Hierin komen zowel de huidige situatie als de perioden voor, tijdens en na UNIFIL aan de orde. De vragenlijst werd verstuurd aan 3249 veteranen en militairen die tussen maart 1979 en november 1985 in Libanon dienden.
WIE DEDEN MEE AAN HET ONDERZOEK?
In totaal stuurden 1834 personen een ingevulde vragenlijst terug. Dit is ruim 56% van de benaderde groep UNIFIL’ers.
De grootste groep deelnemers, 1626 in totaal, is veteraan en in het bezit van een veteranenpas. Daarnaast deden 126 UNIFIL-veteranen zonder veteranenpas en 78 UNIFIL’ers die nu nog in actieve dienst zijn, mee aan het onderzoek.
Bijna alle 1834 deelnemers aan het UNIFIL-onderzoek zijn mannelijke veteranen en militairen. Zij zijn gemiddeld 47 jaar oud. De grote meerderheid is gehuwd, woont samen met een partner en eventuele kinderen en heeft betaald werk.

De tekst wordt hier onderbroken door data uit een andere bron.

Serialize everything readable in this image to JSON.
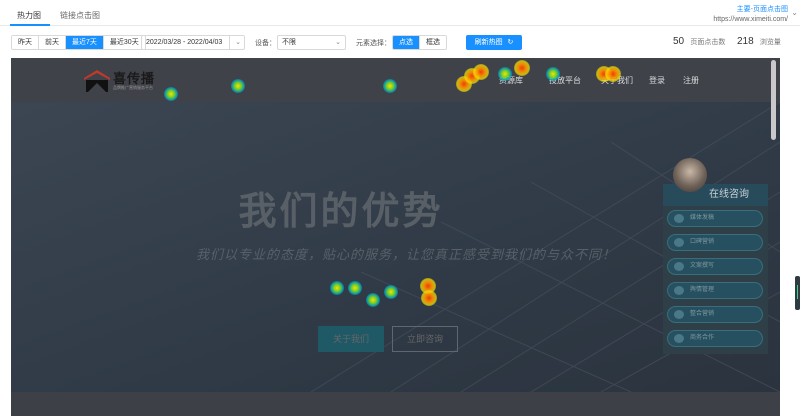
{
  "tabs": [
    {
      "label": "热力图",
      "active": true
    },
    {
      "label": "链接点击图",
      "active": false
    }
  ],
  "page_select": {
    "name": "主要-页面点击图",
    "url": "https://www.ximeiti.com/"
  },
  "filters": {
    "date_presets": [
      "昨天",
      "前天",
      "最近7天",
      "最近30天"
    ],
    "active_preset": "最近7天",
    "date_range": "2022/03/28 - 2022/04/03",
    "device_label": "设备：",
    "device_value": "不限",
    "element_label": "元素选择：",
    "element_options": [
      "点选",
      "框选"
    ],
    "active_element_option": "点选",
    "refresh_label": "刷新热图"
  },
  "stats": [
    {
      "value": "50",
      "unit": "页面点击数"
    },
    {
      "value": "218",
      "unit": "浏览量"
    }
  ],
  "site": {
    "logo_text": "喜传播",
    "logo_sub": "品牌推广营销服务平台",
    "nav": [
      "资源库",
      "投放平台",
      "关于我们",
      "登录",
      "注册"
    ],
    "hero_title": "我们的优势",
    "hero_subtitle": "我们以专业的态度，贴心的服务，让您真正感受到我们的与众不同！",
    "hero_buttons": [
      "关于我们",
      "立即咨询"
    ]
  },
  "consult": {
    "title": "在线咨询",
    "items": [
      "媒体发稿",
      "口碑营销",
      "文案撰写",
      "舆情管理",
      "整合营销",
      "商务合作"
    ]
  },
  "colors": {
    "accent": "#1890ff",
    "frame_bg": "#3a3d45"
  }
}
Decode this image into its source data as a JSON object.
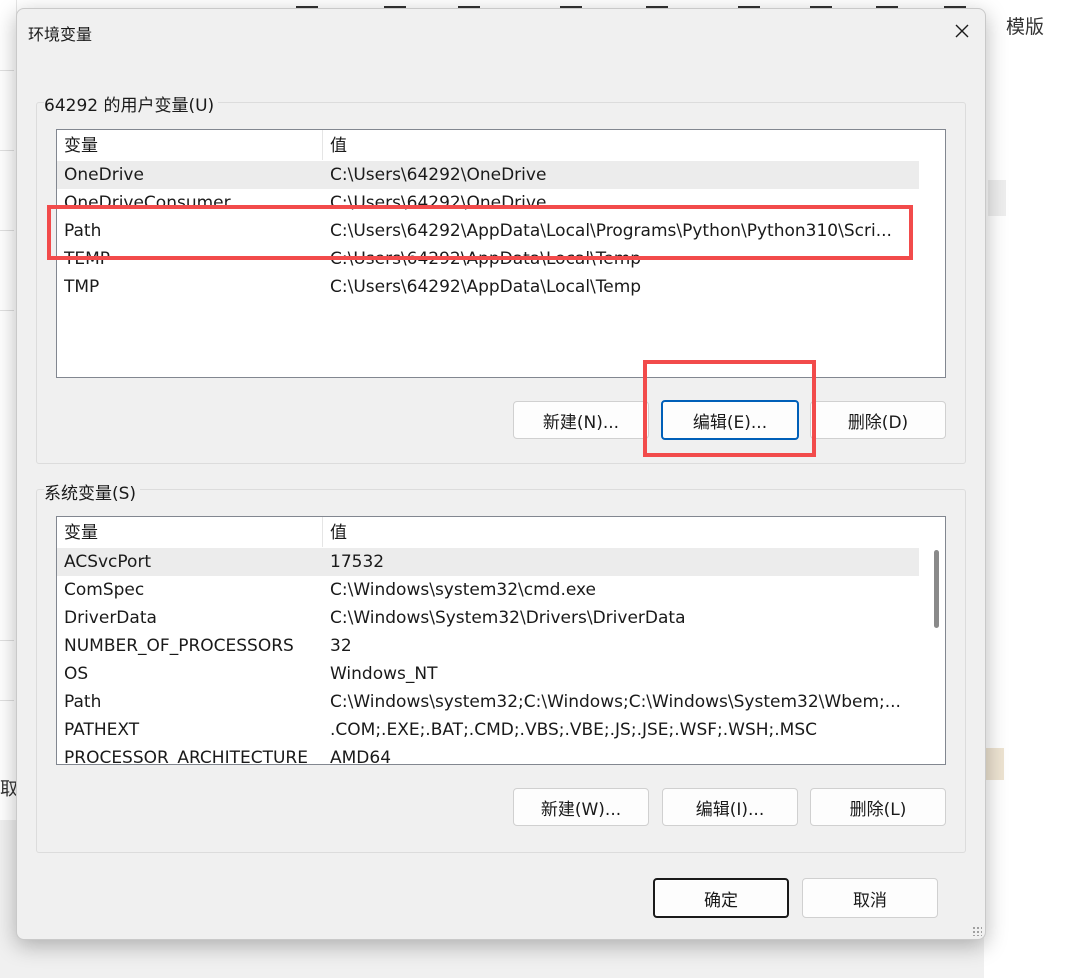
{
  "background": {
    "template_label": "模版",
    "left_partial_text": "取"
  },
  "dialog": {
    "title": "环境变量",
    "user_group": {
      "label": "64292 的用户变量(U)",
      "columns": [
        "变量",
        "值"
      ],
      "rows": [
        {
          "name": "OneDrive",
          "value": "C:\\Users\\64292\\OneDrive"
        },
        {
          "name": "OneDriveConsumer",
          "value": "C:\\Users\\64292\\OneDrive"
        },
        {
          "name": "Path",
          "value": "C:\\Users\\64292\\AppData\\Local\\Programs\\Python\\Python310\\Scri..."
        },
        {
          "name": "TEMP",
          "value": "C:\\Users\\64292\\AppData\\Local\\Temp"
        },
        {
          "name": "TMP",
          "value": "C:\\Users\\64292\\AppData\\Local\\Temp"
        }
      ],
      "buttons": {
        "new": "新建(N)...",
        "edit": "编辑(E)...",
        "delete": "删除(D)"
      }
    },
    "system_group": {
      "label": "系统变量(S)",
      "columns": [
        "变量",
        "值"
      ],
      "rows": [
        {
          "name": "ACSvcPort",
          "value": "17532"
        },
        {
          "name": "ComSpec",
          "value": "C:\\Windows\\system32\\cmd.exe"
        },
        {
          "name": "DriverData",
          "value": "C:\\Windows\\System32\\Drivers\\DriverData"
        },
        {
          "name": "NUMBER_OF_PROCESSORS",
          "value": "32"
        },
        {
          "name": "OS",
          "value": "Windows_NT"
        },
        {
          "name": "Path",
          "value": "C:\\Windows\\system32;C:\\Windows;C:\\Windows\\System32\\Wbem;..."
        },
        {
          "name": "PATHEXT",
          "value": ".COM;.EXE;.BAT;.CMD;.VBS;.VBE;.JS;.JSE;.WSF;.WSH;.MSC"
        },
        {
          "name": "PROCESSOR_ARCHITECTURE",
          "value": "AMD64"
        }
      ],
      "buttons": {
        "new": "新建(W)...",
        "edit": "编辑(I)...",
        "delete": "删除(L)"
      }
    },
    "ok_label": "确定",
    "cancel_label": "取消"
  },
  "annotation_color": "#f24b4b"
}
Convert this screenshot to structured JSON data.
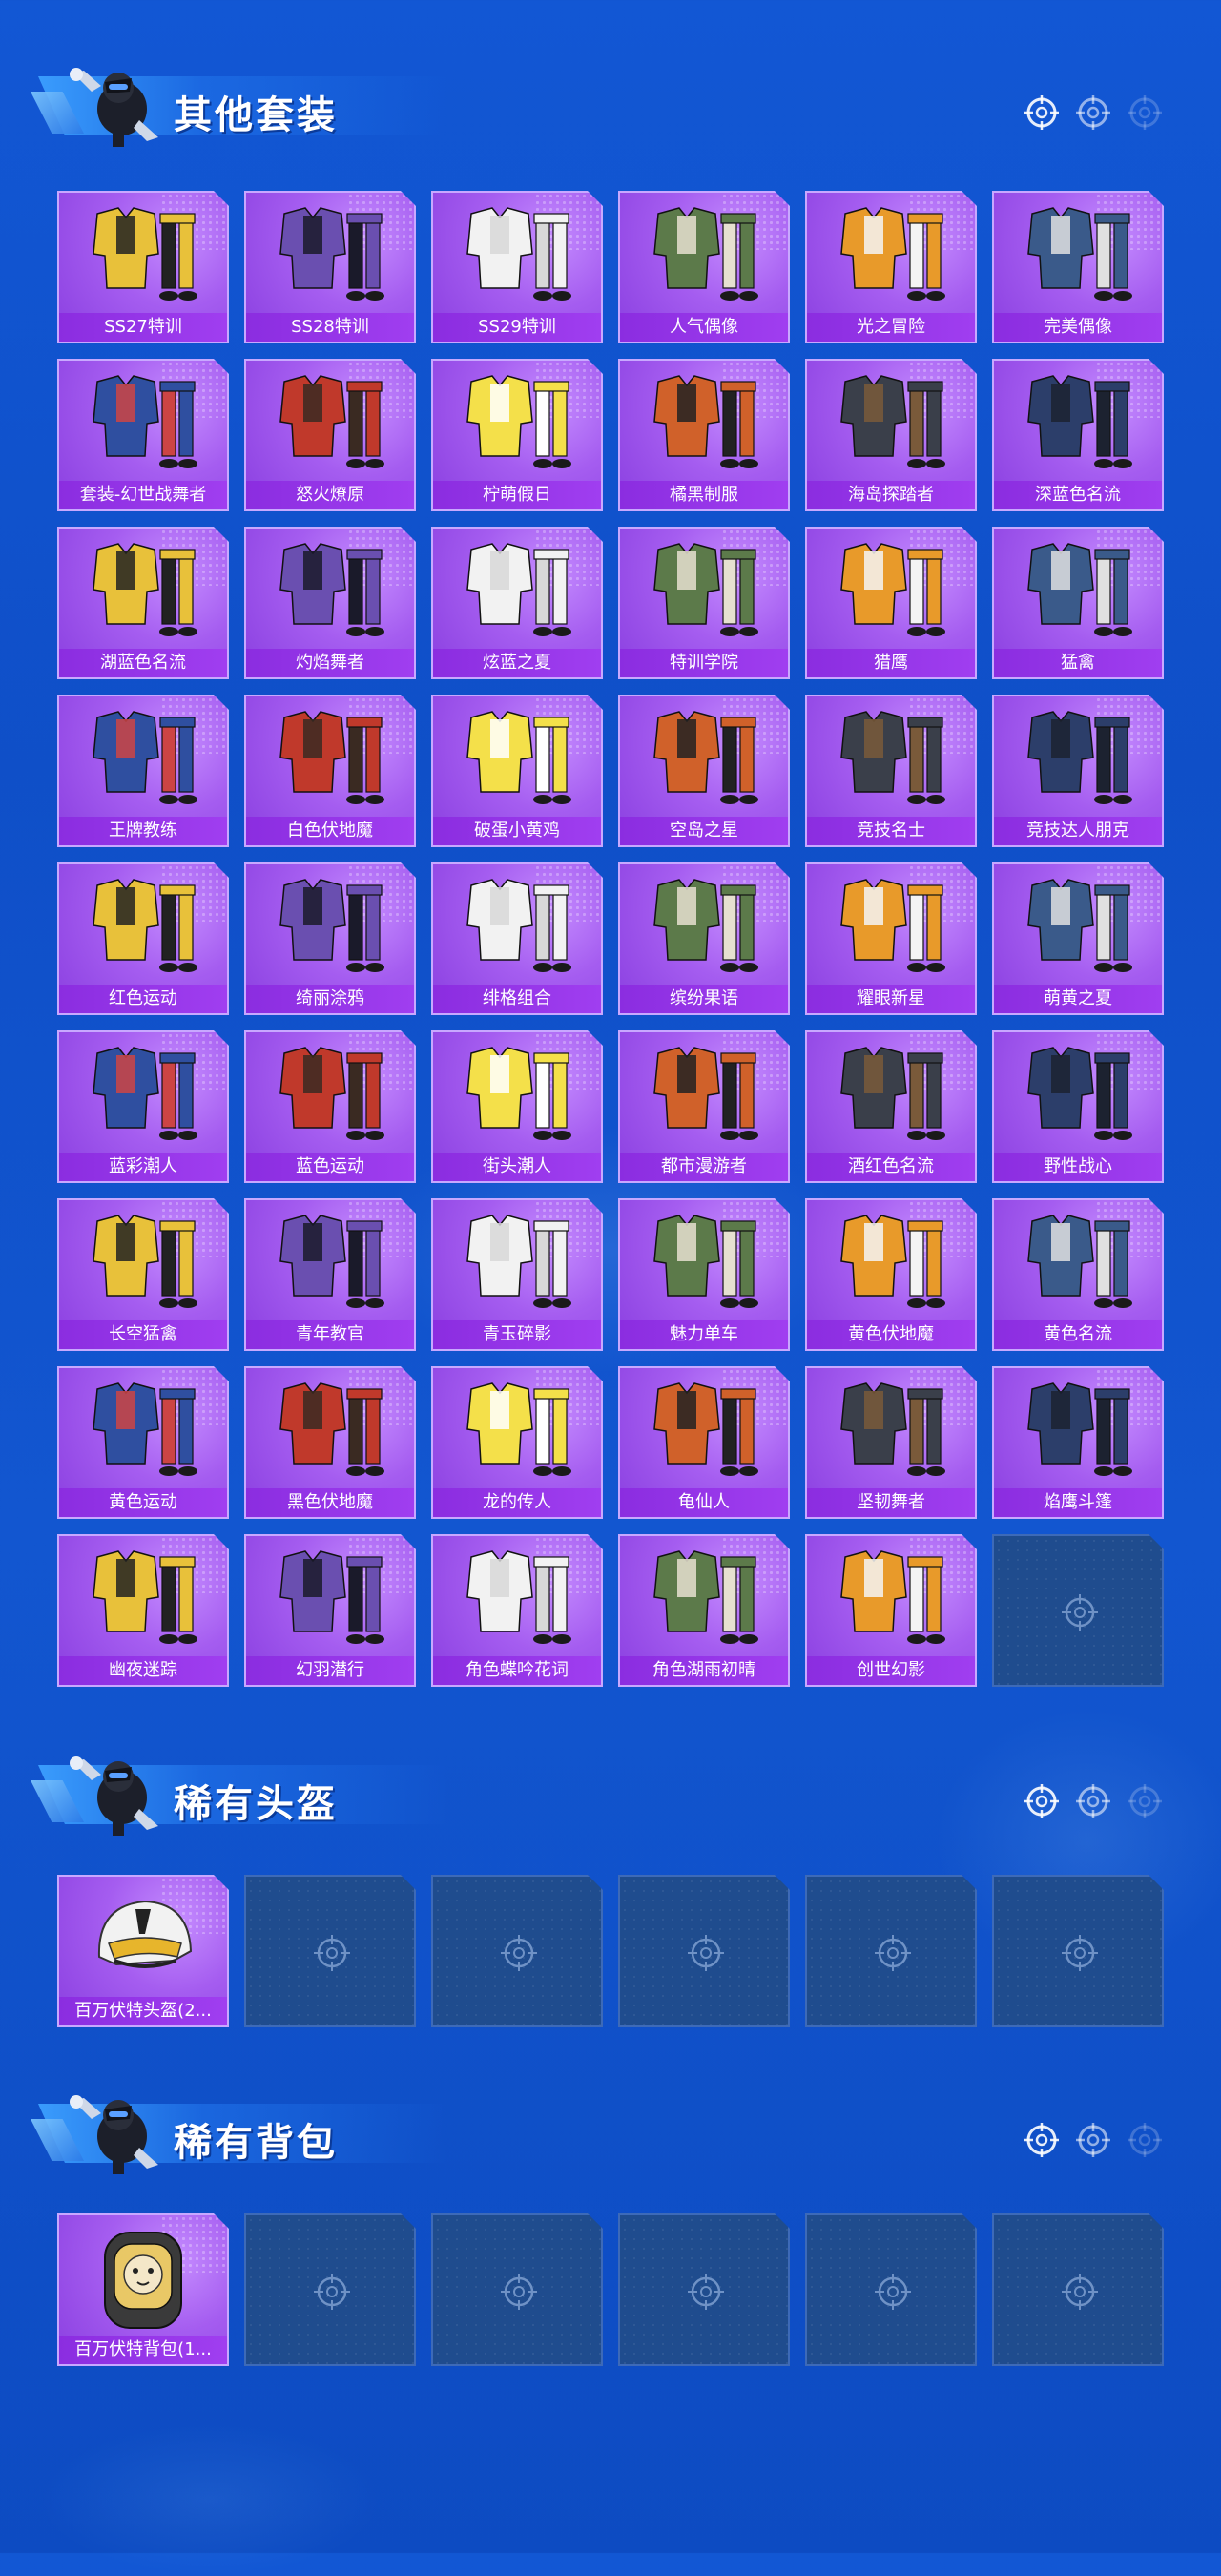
{
  "colors": {
    "background": "#1257d4",
    "tile_fill": "#a55df0",
    "label_bar": "#8b2de0",
    "empty_tile": "#1f4c8e"
  },
  "sections": [
    {
      "title": "其他套装",
      "items": [
        {
          "label": "SS27特训",
          "art": "outfit-yellow-black"
        },
        {
          "label": "SS28特训",
          "art": "outfit-purple-black"
        },
        {
          "label": "SS29特训",
          "art": "outfit-white"
        },
        {
          "label": "人气偶像",
          "art": "outfit-green-camo"
        },
        {
          "label": "光之冒险",
          "art": "outfit-orange-white"
        },
        {
          "label": "完美偶像",
          "art": "outfit-blue-jeans"
        },
        {
          "label": "套装-幻世战舞者",
          "art": "outfit-blue-hood"
        },
        {
          "label": "怒火燎原",
          "art": "outfit-red-jacket"
        },
        {
          "label": "柠萌假日",
          "art": "outfit-yellow-dress"
        },
        {
          "label": "橘黑制服",
          "art": "outfit-orange-black"
        },
        {
          "label": "海岛探踏者",
          "art": "outfit-dark-vest"
        },
        {
          "label": "深蓝色名流",
          "art": "outfit-navy-suit"
        },
        {
          "label": "湖蓝色名流",
          "art": "outfit-teal-suit"
        },
        {
          "label": "灼焰舞者",
          "art": "outfit-red-black"
        },
        {
          "label": "炫蓝之夏",
          "art": "outfit-cyan-black"
        },
        {
          "label": "特训学院",
          "art": "outfit-school"
        },
        {
          "label": "猎鹰",
          "art": "outfit-khaki-jacket"
        },
        {
          "label": "猛禽",
          "art": "outfit-brown-hood"
        },
        {
          "label": "王牌教练",
          "art": "outfit-orange-top"
        },
        {
          "label": "白色伏地魔",
          "art": "outfit-white-hood"
        },
        {
          "label": "破蛋小黄鸡",
          "art": "outfit-chick"
        },
        {
          "label": "空岛之星",
          "art": "outfit-cyber-pink"
        },
        {
          "label": "竞技名士",
          "art": "outfit-white-blue"
        },
        {
          "label": "竞技达人朋克",
          "art": "outfit-red-punk"
        },
        {
          "label": "红色运动",
          "art": "outfit-pink-sport"
        },
        {
          "label": "绮丽涂鸦",
          "art": "outfit-graffiti"
        },
        {
          "label": "绯格组合",
          "art": "outfit-red-plaid"
        },
        {
          "label": "缤纷果语",
          "art": "outfit-fruit"
        },
        {
          "label": "耀眼新星",
          "art": "outfit-white-shirt"
        },
        {
          "label": "萌黄之夏",
          "art": "outfit-yellow-summer"
        },
        {
          "label": "蓝彩潮人",
          "art": "outfit-black-street"
        },
        {
          "label": "蓝色运动",
          "art": "outfit-blue-sport"
        },
        {
          "label": "街头潮人",
          "art": "outfit-red-puffer"
        },
        {
          "label": "都市漫游者",
          "art": "outfit-green-hood"
        },
        {
          "label": "酒红色名流",
          "art": "outfit-wine-suit"
        },
        {
          "label": "野性战心",
          "art": "outfit-orange-vest"
        },
        {
          "label": "长空猛禽",
          "art": "outfit-grey-camo"
        },
        {
          "label": "青年教官",
          "art": "outfit-beige-shirt"
        },
        {
          "label": "青玉碎影",
          "art": "outfit-green-floral"
        },
        {
          "label": "魅力单车",
          "art": "outfit-yellow-tee"
        },
        {
          "label": "黄色伏地魔",
          "art": "outfit-yellow-hood"
        },
        {
          "label": "黄色名流",
          "art": "outfit-yellow-suit"
        },
        {
          "label": "黄色运动",
          "art": "outfit-yellow-sport"
        },
        {
          "label": "黑色伏地魔",
          "art": "outfit-black-hood"
        },
        {
          "label": "龙的传人",
          "art": "outfit-qipao"
        },
        {
          "label": "龟仙人",
          "art": "outfit-hawaii"
        },
        {
          "label": "坚韧舞者",
          "art": "outfit-white-dancer"
        },
        {
          "label": "焰鹰斗篷",
          "art": "outfit-red-cloak"
        },
        {
          "label": "幽夜迷踪",
          "art": "outfit-dark-ninja"
        },
        {
          "label": "幻羽潜行",
          "art": "outfit-green-ninja"
        },
        {
          "label": "角色蝶吟花词",
          "art": "character-pink"
        },
        {
          "label": "角色湖雨初晴",
          "art": "character-teal"
        },
        {
          "label": "创世幻影",
          "art": "outfit-armor-blue"
        },
        {
          "label": "",
          "art": "empty"
        }
      ]
    },
    {
      "title": "稀有头盔",
      "items": [
        {
          "label": "百万伏特头盔(2...",
          "art": "helmet"
        },
        {
          "label": "",
          "art": "empty"
        },
        {
          "label": "",
          "art": "empty"
        },
        {
          "label": "",
          "art": "empty"
        },
        {
          "label": "",
          "art": "empty"
        },
        {
          "label": "",
          "art": "empty"
        }
      ]
    },
    {
      "title": "稀有背包",
      "items": [
        {
          "label": "百万伏特背包(1...",
          "art": "backpack"
        },
        {
          "label": "",
          "art": "empty"
        },
        {
          "label": "",
          "art": "empty"
        },
        {
          "label": "",
          "art": "empty"
        },
        {
          "label": "",
          "art": "empty"
        },
        {
          "label": "",
          "art": "empty"
        }
      ]
    }
  ]
}
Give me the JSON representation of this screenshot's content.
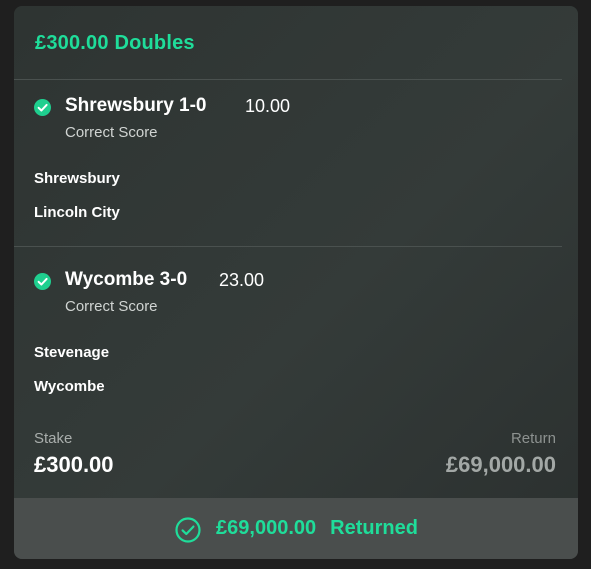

Van de deelnemers aan het UNIFIL-onderzoek was 68% dienstplichtig tijdens UNIFIL. Op dat moment had 70% een rang lager dan onderofficier. De meeste UNIFIL’ers waren op een buitenpost gelegerd. Een vijfde van de totale groep was gestationeerd op het hoofdkwartier van Dutchbatt te Haris. Ook verbleven UNIFIL’ers in Al Yatun, in huizen in of nabij Haris of in Naqoura waar het UNIFIL-hoofdkwartier zich bevond.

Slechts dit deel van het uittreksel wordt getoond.